Publication Date: January 2016
Research and Editorial Team: Paata Turava, Levan Avalishvili and Sergi Jorbenadze
Freedom of Information Guidebook - Georgia

The Institute for the Development of Freedom of Information (IDFI) has released the second edition of the manual entitled “Freedom of Information – a Guide for Public Institutions”. With the support of the United States Agency for International Development (USAID), under the programme Good Governance in Georgia (G3), the guidebook was developed to provide civil servants, journalists, organisations and other stakeholders with relevant theoretical knowledge, as well as practical guidance, on how to interpret and apply legislation regulating the access to public information in Georgia. It can thus be useful for both professionals who request and who provide information.

The guidebook presents legal documents and articles on freedom of expression which are applicable in the country, taken from the European Convention of Human Rights (to which Georgia is a party), the Georgian Constitution and the General Administrative Code of Georgia.
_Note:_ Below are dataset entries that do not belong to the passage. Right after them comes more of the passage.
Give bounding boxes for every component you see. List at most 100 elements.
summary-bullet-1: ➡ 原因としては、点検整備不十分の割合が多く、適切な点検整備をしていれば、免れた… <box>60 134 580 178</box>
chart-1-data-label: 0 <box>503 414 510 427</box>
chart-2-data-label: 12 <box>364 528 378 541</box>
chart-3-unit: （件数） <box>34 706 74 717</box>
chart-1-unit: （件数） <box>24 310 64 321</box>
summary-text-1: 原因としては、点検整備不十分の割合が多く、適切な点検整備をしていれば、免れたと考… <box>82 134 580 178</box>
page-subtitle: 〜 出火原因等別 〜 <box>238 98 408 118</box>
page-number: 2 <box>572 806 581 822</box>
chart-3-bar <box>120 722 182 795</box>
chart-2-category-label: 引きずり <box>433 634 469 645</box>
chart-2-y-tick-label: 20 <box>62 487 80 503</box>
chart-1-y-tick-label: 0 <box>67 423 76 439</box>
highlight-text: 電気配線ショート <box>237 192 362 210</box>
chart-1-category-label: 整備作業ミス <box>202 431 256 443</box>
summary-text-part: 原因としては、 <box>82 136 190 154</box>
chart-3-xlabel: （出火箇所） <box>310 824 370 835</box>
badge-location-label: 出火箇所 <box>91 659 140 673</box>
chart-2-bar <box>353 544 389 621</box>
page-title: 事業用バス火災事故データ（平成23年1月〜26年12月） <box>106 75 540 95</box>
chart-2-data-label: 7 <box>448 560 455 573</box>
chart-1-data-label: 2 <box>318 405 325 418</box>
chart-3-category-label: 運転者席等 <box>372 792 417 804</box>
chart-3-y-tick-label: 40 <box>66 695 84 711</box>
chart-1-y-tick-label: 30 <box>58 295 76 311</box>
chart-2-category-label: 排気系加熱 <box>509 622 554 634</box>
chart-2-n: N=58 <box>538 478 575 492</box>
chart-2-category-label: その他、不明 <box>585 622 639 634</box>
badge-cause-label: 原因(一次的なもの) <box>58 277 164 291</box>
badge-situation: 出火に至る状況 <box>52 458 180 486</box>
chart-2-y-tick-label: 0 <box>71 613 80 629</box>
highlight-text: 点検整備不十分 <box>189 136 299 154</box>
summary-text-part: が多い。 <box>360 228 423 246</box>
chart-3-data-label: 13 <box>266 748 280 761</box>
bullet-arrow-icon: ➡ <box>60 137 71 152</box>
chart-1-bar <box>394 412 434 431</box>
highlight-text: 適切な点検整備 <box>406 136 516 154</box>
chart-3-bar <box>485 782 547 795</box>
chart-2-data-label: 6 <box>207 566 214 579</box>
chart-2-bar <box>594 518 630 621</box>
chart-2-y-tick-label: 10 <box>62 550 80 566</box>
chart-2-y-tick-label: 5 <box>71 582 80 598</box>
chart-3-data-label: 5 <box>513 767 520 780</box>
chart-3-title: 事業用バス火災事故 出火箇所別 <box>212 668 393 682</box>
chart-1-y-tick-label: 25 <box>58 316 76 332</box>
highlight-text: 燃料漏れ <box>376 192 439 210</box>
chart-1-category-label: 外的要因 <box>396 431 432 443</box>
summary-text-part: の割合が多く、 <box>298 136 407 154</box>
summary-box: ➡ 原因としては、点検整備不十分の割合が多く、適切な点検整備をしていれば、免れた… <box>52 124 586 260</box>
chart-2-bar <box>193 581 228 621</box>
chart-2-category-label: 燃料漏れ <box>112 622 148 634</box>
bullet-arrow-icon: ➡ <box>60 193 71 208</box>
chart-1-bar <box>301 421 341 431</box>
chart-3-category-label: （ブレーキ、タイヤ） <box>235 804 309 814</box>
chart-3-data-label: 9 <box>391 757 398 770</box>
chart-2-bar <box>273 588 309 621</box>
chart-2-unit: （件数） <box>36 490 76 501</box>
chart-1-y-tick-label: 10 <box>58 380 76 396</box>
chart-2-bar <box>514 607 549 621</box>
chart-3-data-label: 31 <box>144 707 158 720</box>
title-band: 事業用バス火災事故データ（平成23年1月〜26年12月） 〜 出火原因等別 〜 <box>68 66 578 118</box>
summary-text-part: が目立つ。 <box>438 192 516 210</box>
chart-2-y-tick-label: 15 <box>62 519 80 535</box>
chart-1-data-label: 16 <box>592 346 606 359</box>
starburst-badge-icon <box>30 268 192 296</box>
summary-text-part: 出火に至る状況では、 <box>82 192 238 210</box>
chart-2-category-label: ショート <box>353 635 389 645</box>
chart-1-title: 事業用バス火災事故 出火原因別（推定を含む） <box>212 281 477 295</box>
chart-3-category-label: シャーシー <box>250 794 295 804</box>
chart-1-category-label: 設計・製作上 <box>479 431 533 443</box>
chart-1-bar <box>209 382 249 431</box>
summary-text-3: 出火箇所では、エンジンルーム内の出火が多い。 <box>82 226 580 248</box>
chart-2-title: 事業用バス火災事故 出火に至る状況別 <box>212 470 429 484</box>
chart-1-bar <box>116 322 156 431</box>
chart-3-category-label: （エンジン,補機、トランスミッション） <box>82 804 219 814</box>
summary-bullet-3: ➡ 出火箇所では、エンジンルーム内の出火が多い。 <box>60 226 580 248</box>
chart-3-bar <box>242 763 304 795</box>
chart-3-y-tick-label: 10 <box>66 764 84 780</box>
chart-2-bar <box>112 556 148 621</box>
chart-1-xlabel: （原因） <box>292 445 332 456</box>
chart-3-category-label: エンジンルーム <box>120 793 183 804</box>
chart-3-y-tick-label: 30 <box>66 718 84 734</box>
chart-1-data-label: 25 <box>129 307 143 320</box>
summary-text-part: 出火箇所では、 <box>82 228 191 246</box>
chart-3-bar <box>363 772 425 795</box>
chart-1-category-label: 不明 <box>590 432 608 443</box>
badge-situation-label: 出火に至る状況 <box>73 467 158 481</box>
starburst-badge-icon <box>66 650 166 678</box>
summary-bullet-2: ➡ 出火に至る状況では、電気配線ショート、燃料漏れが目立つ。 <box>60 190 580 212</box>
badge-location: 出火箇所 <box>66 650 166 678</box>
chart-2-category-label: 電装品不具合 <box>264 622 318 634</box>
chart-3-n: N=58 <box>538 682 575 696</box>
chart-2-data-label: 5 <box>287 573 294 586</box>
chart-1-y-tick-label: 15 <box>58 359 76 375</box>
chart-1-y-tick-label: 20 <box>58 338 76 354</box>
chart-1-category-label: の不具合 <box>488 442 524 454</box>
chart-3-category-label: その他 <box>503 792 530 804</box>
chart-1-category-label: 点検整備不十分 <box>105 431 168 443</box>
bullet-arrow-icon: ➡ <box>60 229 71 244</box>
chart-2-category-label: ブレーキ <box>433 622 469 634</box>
The relevant concepts are explained in depth and exemplified, and the guidebook also contextualises the scope of the articles, providing clear examples of their applicability. Precisely because of this more practical approach, the guide can be handy also for non-jurists who are not used to consulting legal sources.

In its final sections, the guide explains the grounds on which freedom of expression can be restricted, and how to apply a proportionality test to assess whether access to information or the protection of privacy should be given priority. In its second edition, the “Freedom of Information Guidebook” includes new sections on personal data protection and proactive disclosure of public information.

Written by Paata Turava, Levan Avalishvili and Sergi Jorbenadze, the guidebook is available in English, Georgian, Armenian and Azerbaijani, thus being a valuable resource for professionals from all the region of the South Caucasus who go work in Georgia.